Never say never
I was fortunate to get a seat in a conference hall at the Corinthia San Gorg Hotel among a varied gathering, medical or otherwise, and listened rapturously and nostalgically to a brief but excellent overview about the ever-present danger of some...
I was fortunate to get a seat in a conference hall at the Corinthia San Gorg Hotel among a varied gathering, medical or otherwise, and listened rapturously and nostalgically to a brief but excellent overview about the ever-present danger of some infectious biological agent being unleashed by some misguided terrorist(s) or introduced unknowingly into Malta by some infected person unaware of the potential medical time-bomb being introduced among the native population.
The speaker was Barbara Bannister, director of the Infectious Diseases Department at the Royal Free Hospital London and responsible for the maximum security investigation, diagnosis and management of suspected highly infectious and contagious diseases that arise/may arise and are referred to her department.
To give a recent example, there were a few patients in the UK who were suspected of or who may have been exposed to the newly discovered Sars virus infection. Some proved to be influenza and this was summer definitely not the influenza favourite season. Blood tests showed some who were seropositive for Sars but clinically negative for this new disease. For the present Sars appears to be contained and controlled but no one knows whether it will surface again.
The speciality of infectious diseases has been sadly neglected in the recent past for two main reasons: the availability of antibiotics and vaccines. However, the anthrax outbreak in the US (coinciding with the destruction of the twin towers of The World Trade Centre) and the newly emergent Sars epidemic have stimulated renewed interest in this speciality which is vital as regards this special specific matter of biological terrorist weapons, for obvious reasons.
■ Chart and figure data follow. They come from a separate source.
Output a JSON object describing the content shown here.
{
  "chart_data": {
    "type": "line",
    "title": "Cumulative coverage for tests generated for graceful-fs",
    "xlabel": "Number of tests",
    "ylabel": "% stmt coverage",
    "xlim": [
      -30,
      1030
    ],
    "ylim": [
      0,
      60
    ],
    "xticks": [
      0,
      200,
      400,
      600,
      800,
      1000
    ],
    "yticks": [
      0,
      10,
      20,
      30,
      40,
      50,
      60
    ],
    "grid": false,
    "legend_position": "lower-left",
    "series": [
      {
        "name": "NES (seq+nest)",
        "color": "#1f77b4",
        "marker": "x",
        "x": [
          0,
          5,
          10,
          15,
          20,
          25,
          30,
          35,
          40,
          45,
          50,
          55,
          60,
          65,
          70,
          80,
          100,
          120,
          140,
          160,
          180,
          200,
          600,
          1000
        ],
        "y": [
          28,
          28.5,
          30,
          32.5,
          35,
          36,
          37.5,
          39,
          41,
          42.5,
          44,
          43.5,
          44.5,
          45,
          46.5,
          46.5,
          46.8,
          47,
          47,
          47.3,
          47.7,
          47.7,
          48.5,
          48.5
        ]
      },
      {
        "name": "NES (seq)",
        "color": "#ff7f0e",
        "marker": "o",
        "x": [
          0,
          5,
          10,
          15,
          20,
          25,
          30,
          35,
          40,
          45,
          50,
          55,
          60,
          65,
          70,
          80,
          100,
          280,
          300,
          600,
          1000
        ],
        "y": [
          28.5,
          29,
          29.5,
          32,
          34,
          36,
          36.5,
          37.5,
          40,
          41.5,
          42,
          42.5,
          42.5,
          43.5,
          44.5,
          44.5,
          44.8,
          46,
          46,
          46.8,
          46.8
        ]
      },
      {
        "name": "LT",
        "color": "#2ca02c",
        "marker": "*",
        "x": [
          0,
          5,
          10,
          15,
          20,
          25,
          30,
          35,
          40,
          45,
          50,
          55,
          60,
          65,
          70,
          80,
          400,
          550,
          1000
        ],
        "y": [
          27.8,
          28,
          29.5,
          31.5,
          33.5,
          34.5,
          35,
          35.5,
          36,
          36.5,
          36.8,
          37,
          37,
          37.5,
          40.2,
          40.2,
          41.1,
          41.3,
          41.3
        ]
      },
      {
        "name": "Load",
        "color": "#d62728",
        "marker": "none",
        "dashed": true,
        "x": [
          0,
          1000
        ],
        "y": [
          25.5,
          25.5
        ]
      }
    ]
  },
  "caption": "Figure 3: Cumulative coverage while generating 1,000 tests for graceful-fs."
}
Who among us has seen a case of anthrax or can quickly and expeditiously differentiate between smallpox, chickenpox, allergical reactions, drugs side effects, etc etc? A delay in the correct diagnosis and proper strict isolation and management of a smallpox patient will have dire consequences especially for us (non vaccinated) medical and paramedical attendants and, naturally, for other people.
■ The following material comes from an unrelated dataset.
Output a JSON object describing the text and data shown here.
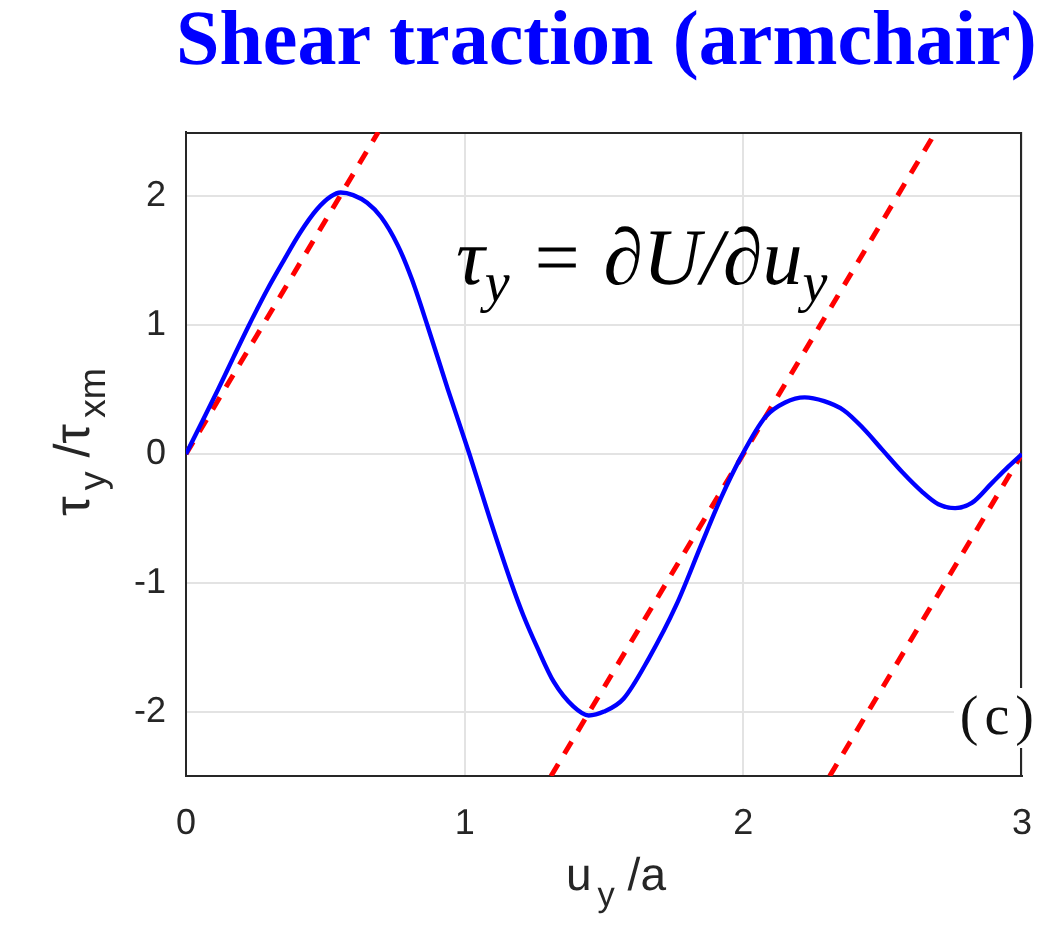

Be aware. Never say never. Be prepared.
Touching over some of the specific, individual microbiogical candidate biological agents and toxins, Dr Bannister went over the characteristics, diagnosis and management of anthrax, plague and tularemia which present a similar "pulmonary" diagnostic problem for the clinician. Of these three, plague would be the more dangerous because it can be transmitted easily by aerosols from an infected patient. The development of an anthrax infection would be marked not only by the black scar (cigarette burn) but also by a characteristic massive tissue oedema. Fortunately anthrax is sensitive to many antibiotics but not to the third generation cephalosporins. Botulinum toxin may not be easy to utilise as biological weapon.
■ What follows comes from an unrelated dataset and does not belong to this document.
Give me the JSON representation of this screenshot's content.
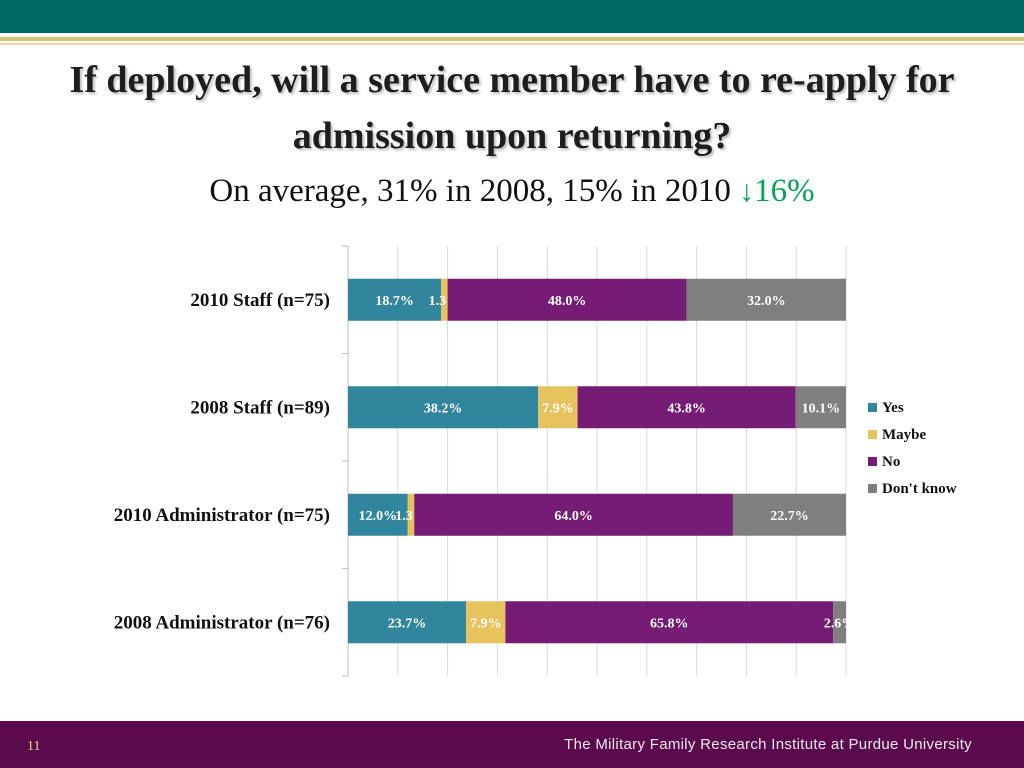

Moving on to some of the virus candidate agents, smallpox has to be seriously considered because of its dreadful past history as a killer of mankind (and nowadays a virgin unvaccinated population). In fact, both in the US and in the UK some selected groups are at this very moment in the process of being given the vaccine, just in case they may be called upon at a moment's notice to deal with a smallpox outbreak.
Some of the viral haemorrhagic fever viruses can also be considered as biological terrorist weapons including lassa, marburg and ebola; the latter having a very high mortality. Specific treatment for these three VHF's is non-existent and no vaccine is available. (On a personal note, I was involved in the only case of ebola infected in England. Interferon was administered but I think the life of the patient was saved by the transfusion of plasma obtained from a convalescent patient in Zaire. In Bulgaria a vaccine has been prepared for Crimean Congo viral haemorrhagic fever but one is not certain that it is effective. Altogether, a most interesting and informative talk delivered very professionally by a polished speaker who fielded very expertly and efficiently the pertinent questions made by the audience.
Oh! I forgot to mention that Dr Bannister very graciously skipped over brucellosis because she felt that would be bringing coal to Newcastle in view of the Maltese audience.
Thanks you very much, Dr Bannister. Come again.
The event was organised by the Malta Association of Public Health Medicine with the collaboration of Technoline Ltd.